Universal Basic Income for Nevada
Burke Andersson proposes that Nevada start a fund to be distributed to its permanent residents as a monthly dividend. This dividend’s payment would vary year to year based on the amount collected in the fund. But preliminary estimates give it anywhere from $250-$1000/month per Nevada resident over the age of 18. Residents having lived in Nevada more than three years would qualify for the payout.
- Why Universal Basic Income? Because it encourages people to work and start businesses. It also protects people in times of economic shock (such as the 2020 Coronavirus Pandemic).
- Eliminates means testing because every permanent resident would receive it. Bolsters the middle class, alleviates income inequality, and helps both homeowners and renters.
- Improves the mental health, stress levels, physical health, and financial security of all Nevadans. Gives value to caregivers, non-profit volunteers, creatives, and artists who don’t make money for the work they do.
- Will be paid for by small distributions from a variety of industries: gaming, the Las Vegas Strip, cannabis sales, and a voluntary state income tax. Studies have shown that a quarter of a percent tax on the gaming industry would raise $180 million a year that can be given to all Nevadans.
- Nevada is the center of the automation revolution. Casinos are already automating away bartenders. Research has shown that upwards of 65% of Las Vegas jobs could be automated away by 2035 (source: https://www.iseapublish.com/index.php/2017/05/03/future-job-automation-to-hit-hardest-in-low-wage-metropolitan-areas-like-las-vegas-orlando-and-riverside-san-bernardino/?mod=article_inline). A Universal Basic Income would help Las Vegas workers transition out of automated jobs and help soften the blow of potential job losses.
- The COVID-19 pandemic has made Las Vegas residents particularly vulnerable. Las Vegas, NV has been one of the worst hit economies in the nation thanks to the coronavirus (source: https://www.latimes.com/world-nation/story/2020-03-28/shocking-3-3-million-americans-file-for-unemployment-as-coronavirus-cases-soar-in-las-vegas-the-jobless-cope-by-leaning-on-their-faith-cutting-back-on-spending-and-clinging-on-to-the-past) More than 93,000 Nevadans filed unemployment claims during the week that ended March 21, compared with 6,356 from the week prior. A Universal Basic Income would help Las Vegas residents weather the storm. People don’t need interest free loans, and a $15 minimum wage when they’ve been furloughed. They need cash in their hands. And that is what Burke wishes to bring to the residents of Assembly District 15.
Clean Up Nevada
In light of the Coronavirus Pandemic, Burke proposes that the State of Nevada be the forefront of sanitizing public spaces so that Las Vegas and Nevada can get back to business again. Las Vegas runs on its gaming and recreational spaces. We need to make Las Vegas safe again to do business. And that means being on the cutting edge of sanitation technology.

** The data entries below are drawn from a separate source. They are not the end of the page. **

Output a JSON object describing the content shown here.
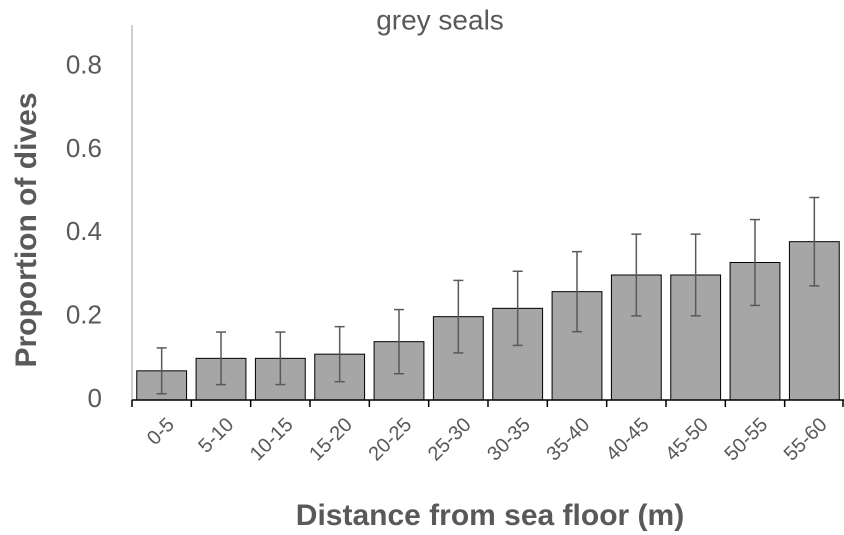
{
  "chart_data": {
    "type": "bar",
    "title": "grey seals",
    "x_label": "Distance from sea floor (m)",
    "y_label": "Proportion of dives",
    "categories": [
      "0-5",
      "5-10",
      "10-15",
      "15-20",
      "20-25",
      "25-30",
      "30-35",
      "35-40",
      "40-45",
      "45-50",
      "50-55",
      "55-60"
    ],
    "values": [
      0.07,
      0.1,
      0.1,
      0.11,
      0.14,
      0.2,
      0.22,
      0.26,
      0.3,
      0.3,
      0.33,
      0.38
    ],
    "errors": [
      0.055,
      0.063,
      0.063,
      0.066,
      0.077,
      0.087,
      0.089,
      0.096,
      0.098,
      0.098,
      0.103,
      0.106
    ],
    "color": "#a6a6a6",
    "error_color": "#595959",
    "ylim": [
      0,
      0.9
    ],
    "yticks": [
      0,
      0.2,
      0.4,
      0.6,
      0.8
    ],
    "grid": false
  }
}
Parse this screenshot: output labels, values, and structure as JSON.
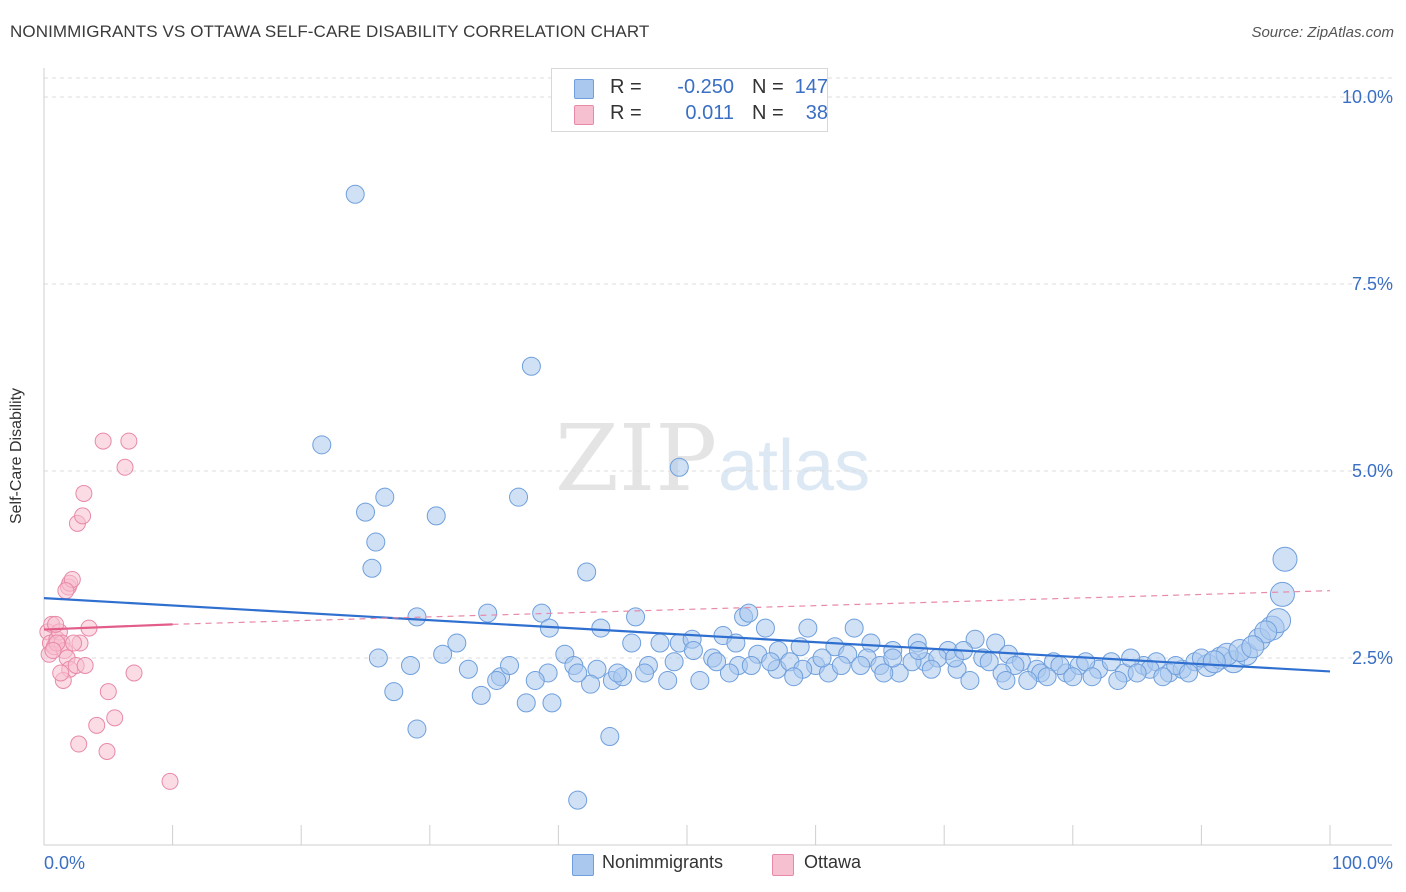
{
  "title": "NONIMMIGRANTS VS OTTAWA SELF-CARE DISABILITY CORRELATION CHART",
  "source": "Source: ZipAtlas.com",
  "watermark": {
    "zip": "ZIP",
    "atlas": "atlas"
  },
  "legend": {
    "rows": [
      {
        "r_label": "R =",
        "r_value": "-0.250",
        "n_label": "N =",
        "n_value": "147",
        "color": "#aac8ee",
        "border": "#6f9fdc"
      },
      {
        "r_label": "R =",
        "r_value": "0.011",
        "n_label": "N =",
        "n_value": "38",
        "color": "#f7c0d0",
        "border": "#e889a8"
      }
    ]
  },
  "bottom_legend": [
    {
      "label": "Nonimmigrants",
      "color": "#aac8ee",
      "border": "#6f9fdc"
    },
    {
      "label": "Ottawa",
      "color": "#f7c0d0",
      "border": "#e889a8"
    }
  ],
  "chart_data": {
    "type": "scatter",
    "title": "NONIMMIGRANTS VS OTTAWA SELF-CARE DISABILITY CORRELATION CHART",
    "xlabel": "",
    "ylabel": "Self-Care Disability",
    "xlim": [
      0,
      100
    ],
    "ylim": [
      0,
      10.5
    ],
    "x_tick_labels": [
      {
        "value": 0,
        "label": "0.0%"
      },
      {
        "value": 100,
        "label": "100.0%"
      }
    ],
    "y_tick_labels": [
      {
        "value": 2.5,
        "label": "2.5%"
      },
      {
        "value": 5.0,
        "label": "5.0%"
      },
      {
        "value": 7.5,
        "label": "7.5%"
      },
      {
        "value": 10.0,
        "label": "10.0%"
      }
    ],
    "grid": true,
    "legend_position": "top-center",
    "series": [
      {
        "name": "Nonimmigrants",
        "color": "#6f9fdc",
        "fill": "#aac8ee",
        "trend": {
          "x0": 0,
          "y0": 3.3,
          "x1": 100,
          "y1": 2.32,
          "dashed_extension": false
        },
        "points": [
          [
            24.2,
            8.7
          ],
          [
            37.9,
            6.4
          ],
          [
            21.6,
            5.35
          ],
          [
            49.4,
            5.05
          ],
          [
            26.5,
            4.65
          ],
          [
            36.9,
            4.65
          ],
          [
            25.0,
            4.45
          ],
          [
            30.5,
            4.4
          ],
          [
            25.8,
            4.05
          ],
          [
            25.5,
            3.7
          ],
          [
            42.2,
            3.65
          ],
          [
            96.5,
            3.82
          ],
          [
            29.0,
            3.05
          ],
          [
            34.5,
            3.1
          ],
          [
            38.7,
            3.1
          ],
          [
            46.0,
            3.05
          ],
          [
            54.4,
            3.05
          ],
          [
            54.8,
            3.1
          ],
          [
            39.3,
            2.9
          ],
          [
            43.3,
            2.9
          ],
          [
            56.1,
            2.9
          ],
          [
            59.4,
            2.9
          ],
          [
            63.0,
            2.9
          ],
          [
            32.1,
            2.7
          ],
          [
            45.7,
            2.7
          ],
          [
            47.9,
            2.7
          ],
          [
            49.4,
            2.7
          ],
          [
            50.4,
            2.75
          ],
          [
            52.8,
            2.8
          ],
          [
            53.8,
            2.7
          ],
          [
            57.1,
            2.6
          ],
          [
            58.8,
            2.65
          ],
          [
            61.5,
            2.65
          ],
          [
            64.3,
            2.7
          ],
          [
            66.0,
            2.6
          ],
          [
            67.9,
            2.7
          ],
          [
            70.3,
            2.6
          ],
          [
            72.4,
            2.75
          ],
          [
            74.0,
            2.7
          ],
          [
            26.0,
            2.5
          ],
          [
            28.5,
            2.4
          ],
          [
            31.0,
            2.55
          ],
          [
            33.0,
            2.35
          ],
          [
            35.5,
            2.25
          ],
          [
            36.2,
            2.4
          ],
          [
            40.5,
            2.55
          ],
          [
            41.2,
            2.4
          ],
          [
            43.0,
            2.35
          ],
          [
            44.2,
            2.2
          ],
          [
            47.0,
            2.4
          ],
          [
            48.5,
            2.2
          ],
          [
            50.5,
            2.6
          ],
          [
            52.0,
            2.5
          ],
          [
            54.0,
            2.4
          ],
          [
            55.5,
            2.55
          ],
          [
            57.0,
            2.35
          ],
          [
            58.0,
            2.45
          ],
          [
            60.0,
            2.4
          ],
          [
            61.0,
            2.3
          ],
          [
            62.5,
            2.55
          ],
          [
            64.0,
            2.5
          ],
          [
            65.0,
            2.4
          ],
          [
            66.5,
            2.3
          ],
          [
            68.5,
            2.45
          ],
          [
            69.5,
            2.5
          ],
          [
            71.0,
            2.35
          ],
          [
            73.0,
            2.5
          ],
          [
            75.0,
            2.55
          ],
          [
            76.0,
            2.45
          ],
          [
            77.2,
            2.35
          ],
          [
            78.5,
            2.45
          ],
          [
            79.5,
            2.3
          ],
          [
            80.5,
            2.4
          ],
          [
            82.0,
            2.35
          ],
          [
            83.0,
            2.45
          ],
          [
            84.0,
            2.3
          ],
          [
            85.5,
            2.4
          ],
          [
            86.5,
            2.45
          ],
          [
            87.5,
            2.3
          ],
          [
            88.5,
            2.35
          ],
          [
            89.5,
            2.45
          ],
          [
            90.5,
            2.4
          ],
          [
            91.5,
            2.5
          ],
          [
            92.5,
            2.45
          ],
          [
            93.5,
            2.55
          ],
          [
            94.5,
            2.75
          ],
          [
            95.5,
            2.9
          ],
          [
            96.0,
            3.0
          ],
          [
            92.0,
            2.55
          ],
          [
            90.0,
            2.5
          ],
          [
            88.0,
            2.4
          ],
          [
            86.0,
            2.35
          ],
          [
            84.5,
            2.5
          ],
          [
            81.0,
            2.45
          ],
          [
            79.0,
            2.4
          ],
          [
            77.5,
            2.3
          ],
          [
            76.5,
            2.2
          ],
          [
            75.5,
            2.4
          ],
          [
            74.5,
            2.3
          ],
          [
            73.5,
            2.45
          ],
          [
            72.0,
            2.2
          ],
          [
            70.8,
            2.5
          ],
          [
            69.0,
            2.35
          ],
          [
            67.5,
            2.45
          ],
          [
            66.0,
            2.5
          ],
          [
            65.3,
            2.3
          ],
          [
            63.5,
            2.4
          ],
          [
            62.0,
            2.4
          ],
          [
            60.5,
            2.5
          ],
          [
            59.0,
            2.35
          ],
          [
            58.3,
            2.25
          ],
          [
            56.5,
            2.45
          ],
          [
            55.0,
            2.4
          ],
          [
            53.3,
            2.3
          ],
          [
            52.3,
            2.45
          ],
          [
            51.0,
            2.2
          ],
          [
            49.0,
            2.45
          ],
          [
            46.7,
            2.3
          ],
          [
            45.0,
            2.25
          ],
          [
            44.6,
            2.3
          ],
          [
            42.5,
            2.15
          ],
          [
            41.5,
            2.3
          ],
          [
            39.2,
            2.3
          ],
          [
            38.2,
            2.2
          ],
          [
            35.2,
            2.2
          ],
          [
            34.0,
            2.0
          ],
          [
            27.2,
            2.05
          ],
          [
            37.5,
            1.9
          ],
          [
            39.5,
            1.9
          ],
          [
            29.0,
            1.55
          ],
          [
            44.0,
            1.45
          ],
          [
            41.5,
            0.6
          ],
          [
            81.5,
            2.25
          ],
          [
            83.5,
            2.2
          ],
          [
            85.0,
            2.3
          ],
          [
            87.0,
            2.25
          ],
          [
            89.0,
            2.3
          ],
          [
            91.0,
            2.45
          ],
          [
            93.0,
            2.6
          ],
          [
            95.0,
            2.85
          ],
          [
            96.3,
            3.35
          ],
          [
            94.0,
            2.65
          ],
          [
            80.0,
            2.25
          ],
          [
            78.0,
            2.25
          ],
          [
            68.0,
            2.6
          ],
          [
            71.5,
            2.6
          ],
          [
            74.8,
            2.2
          ]
        ]
      },
      {
        "name": "Ottawa",
        "color": "#e889a8",
        "fill": "#f7c0d0",
        "trend": {
          "x0": 0,
          "y0": 2.88,
          "x1": 10,
          "y1": 2.95,
          "dashed_to": {
            "x": 100,
            "y": 3.4
          }
        },
        "points": [
          [
            0.3,
            2.85
          ],
          [
            0.5,
            2.7
          ],
          [
            0.4,
            2.55
          ],
          [
            0.6,
            2.95
          ],
          [
            0.8,
            2.65
          ],
          [
            1.0,
            2.75
          ],
          [
            1.2,
            2.85
          ],
          [
            1.4,
            2.7
          ],
          [
            1.6,
            2.6
          ],
          [
            1.8,
            2.5
          ],
          [
            2.0,
            2.35
          ],
          [
            1.5,
            2.2
          ],
          [
            2.5,
            2.4
          ],
          [
            2.8,
            2.7
          ],
          [
            3.2,
            2.4
          ],
          [
            3.5,
            2.9
          ],
          [
            1.9,
            3.45
          ],
          [
            2.0,
            3.5
          ],
          [
            2.2,
            3.55
          ],
          [
            1.7,
            3.4
          ],
          [
            2.6,
            4.3
          ],
          [
            3.0,
            4.4
          ],
          [
            3.1,
            4.7
          ],
          [
            4.6,
            5.4
          ],
          [
            6.6,
            5.4
          ],
          [
            6.3,
            5.05
          ],
          [
            5.0,
            2.05
          ],
          [
            4.1,
            1.6
          ],
          [
            5.5,
            1.7
          ],
          [
            2.7,
            1.35
          ],
          [
            4.9,
            1.25
          ],
          [
            7.0,
            2.3
          ],
          [
            9.8,
            0.85
          ],
          [
            1.0,
            2.7
          ],
          [
            0.7,
            2.6
          ],
          [
            2.3,
            2.7
          ],
          [
            1.3,
            2.3
          ],
          [
            0.9,
            2.95
          ]
        ]
      }
    ]
  }
}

- Using Decon-7 (D7) to sanitize public facilities. Starting with city buildings and public spaces such as court houses, parks, and government buildings.
- D7 is used by the U.S. Military in the mitigation of biological contaminants. It’s 10 million times more powerful than Clorox as well as being EPA registered & approved. After 8 hours, the substance turns into soluble water.
- D7 is being used by countries who have successfully flattened the curve: South Korea, Taiwan, and Singapore. D7 is safe for human contact, safe for the environment, and is made in the USA.
- D7 has been proven to be effective in sanitizing surfaces exposed to the Coronavirus.
- Once Nevada can safely sanitize their buildings, we can focus on sanitizing public spaces such as the walkways of the Las Vegas strip. So that Las Vegas can go back to business.
- Researches believe that the coronavirus could come back seasonally (source: https://www.medrxiv.org/content/10.1101/2020.03.04.20031112v1?mod=article_inline). So Nevada needs to get ahead of the problem and be ready to combat the virus when it returns. That means sanitizing spaces so that businesses can continue in the event of a future outbreak.
Burke believes in a strong public school system. However, many of Nevada’s schools are not preparing its students for the jobs of today. Burke proposes expanding trade school and technical training so that Nevada students can graduate with skills valuable to the market.
- Expanding public education opportunities in high school and community colleges to include vocation training such as plumbing, electrical, HVAC, carpentry, auto repair, etc.
- Trade schools cost less than colleges (source: https://money.usnews.com/money/blogs/my-money/articles/2016-04-12/the-financial-case-for-trade-school-over-college). Burke plans to vastly expand trade education in state colleges so costs are even cheaper for Nevada residents.
- A college degree isn’t for everyone. (source: https://www.cnbc.com/2019/05/15/shark-tanks-kevin-oleary-college-not-for-everyone-be-a-plumber.html).
- Forming public/private partnerships so that private companies can teach skills in schools and then recruit the apprentices they mentor.